今回門を叩いたのは、1887年創業の誰もが知る日本の大手消費財化学メーカー「花王」。その歴史は、「低価格で販売できる高品質な洗顔用石けん」の開発からはじまり、現在では洗剤やシャンプーはもちろん、歯磨き粉や化粧品など、多岐にわたって商品を展開。取材後、わたし(筆者)が自宅の洗面台で花王製品を数えたら、「あっ!これも花王か!」なんて6つも発見。知らぬ間にヘビーユーザーになっていたことに気がつきました(笑)。
そんな花王ですが、来年35周年を迎えるトータルメンズケアブランド「サクセス」から派生した、「サクセス24」を2019年にスタート。「24時間、清潔感を持続する」というコンセプトのもと、これまでにシャンプーや洗顔シートをリリースしています。

そして今春、満を持して同シリーズからメンズ用ヘアワックスが登場しました! 数多あるメンズヘアワックスと違うところは、髪
に触れるたびに香る!ということ。このワックスのために開発された新技術「アロマスイッチテクノロジー」により、朝から夕方まで髪にタッチする度にこだわりのフルーティフローラルの香りが広がります。
同製品は2021年の3月に発売したばかり。それにもかかわらず、「香水をつけてないのに、いい香りがすると褒められた!」「朝セットした香りが帰宅中にも風が吹くたび感じる!」などなど、ユーザーからは香りに対する喜びのコメントが多数届いているんだそうです。

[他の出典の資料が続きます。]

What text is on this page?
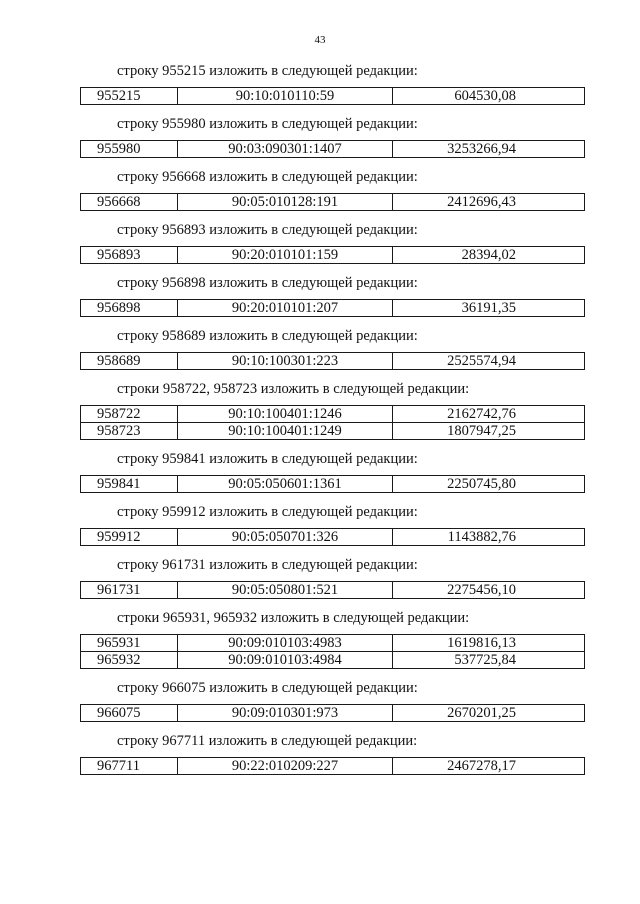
43
строку 955215 изложить в следующей редакции:
955215	90:10:010110:59	604530,08
строку 955980 изложить в следующей редакции:
955980	90:03:090301:1407	3253266,94
строку 956668 изложить в следующей редакции:
956668	90:05:010128:191	2412696,43
строку 956893 изложить в следующей редакции:
956893	90:20:010101:159	28394,02
строку 956898 изложить в следующей редакции:
956898	90:20:010101:207	36191,35
строку 958689 изложить в следующей редакции:
958689	90:10:100301:223	2525574,94
строки 958722, 958723 изложить в следующей редакции:
958722	90:10:100401:1246	2162742,76
958723	90:10:100401:1249	1807947,25
строку 959841 изложить в следующей редакции:
959841	90:05:050601:1361	2250745,80
строку 959912 изложить в следующей редакции:
959912	90:05:050701:326	1143882,76
строку 961731 изложить в следующей редакции:
961731	90:05:050801:521	2275456,10
строки 965931, 965932 изложить в следующей редакции:
965931	90:09:010103:4983	1619816,13
965932	90:09:010103:4984	537725,84
строку 966075 изложить в следующей редакции:
966075	90:09:010301:973	2670201,25
строку 967711 изложить в следующей редакции:
967711	90:22:010209:227	2467278,17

そこで今回は、アイデアを思いついた上田 紘暢さんと、ワックスの肝となる香りを研究した粕尾 優衣さんの両名にお話を伺います。

わたし(筆者)も試してみたところ、前評判が大げさなものではないことを実感。原稿に行き詰まるとつい髪を触ってしまう癖があるのですが、その度爽やかなフルーティフローラルの香りに救われました。この記事を読めばきっとあなたもドラッグストアへ直行です!!

今回のビギニン


花王 サクセス24 プロジェクトチームの2人

左:花王株式会社 研究開発部門 感覚科学研究所 粕尾 優衣さん。入社4年目。神奈川県出身。趣味は料理本片手にレパートリーを増やすこと。最近はスパイスから作るバターチキンカレー作りに夢中。
右:花王株式会社 コンシューマープロダクツ事業部門 上田 紘暢さん。入社8年目。大阪府出身。硬式テニスをして汗を流すのが休日の定番。練習後のシャワータイムに良いアイデアが浮かぶんだとか。

idea:
いい香りに包まれて暮らしたいと思った


入社後、歯磨き粉などオーラル系のブランド担当を経て、2018年から「サクセス」チームに合流した上田さん。

 

「近年のメンズコスメの注目もありながら、日中の清潔感、香りは今の若い男性を中心に昔と比べ関心が高まってきているしから、次は香りのいいワックスで行こう!」とチームで新商品開発の方針が決定。そのコンセプトを上田さんが考えることに。しかし、良いアイデアはなかなか上田さんの元に降りてきませんでした。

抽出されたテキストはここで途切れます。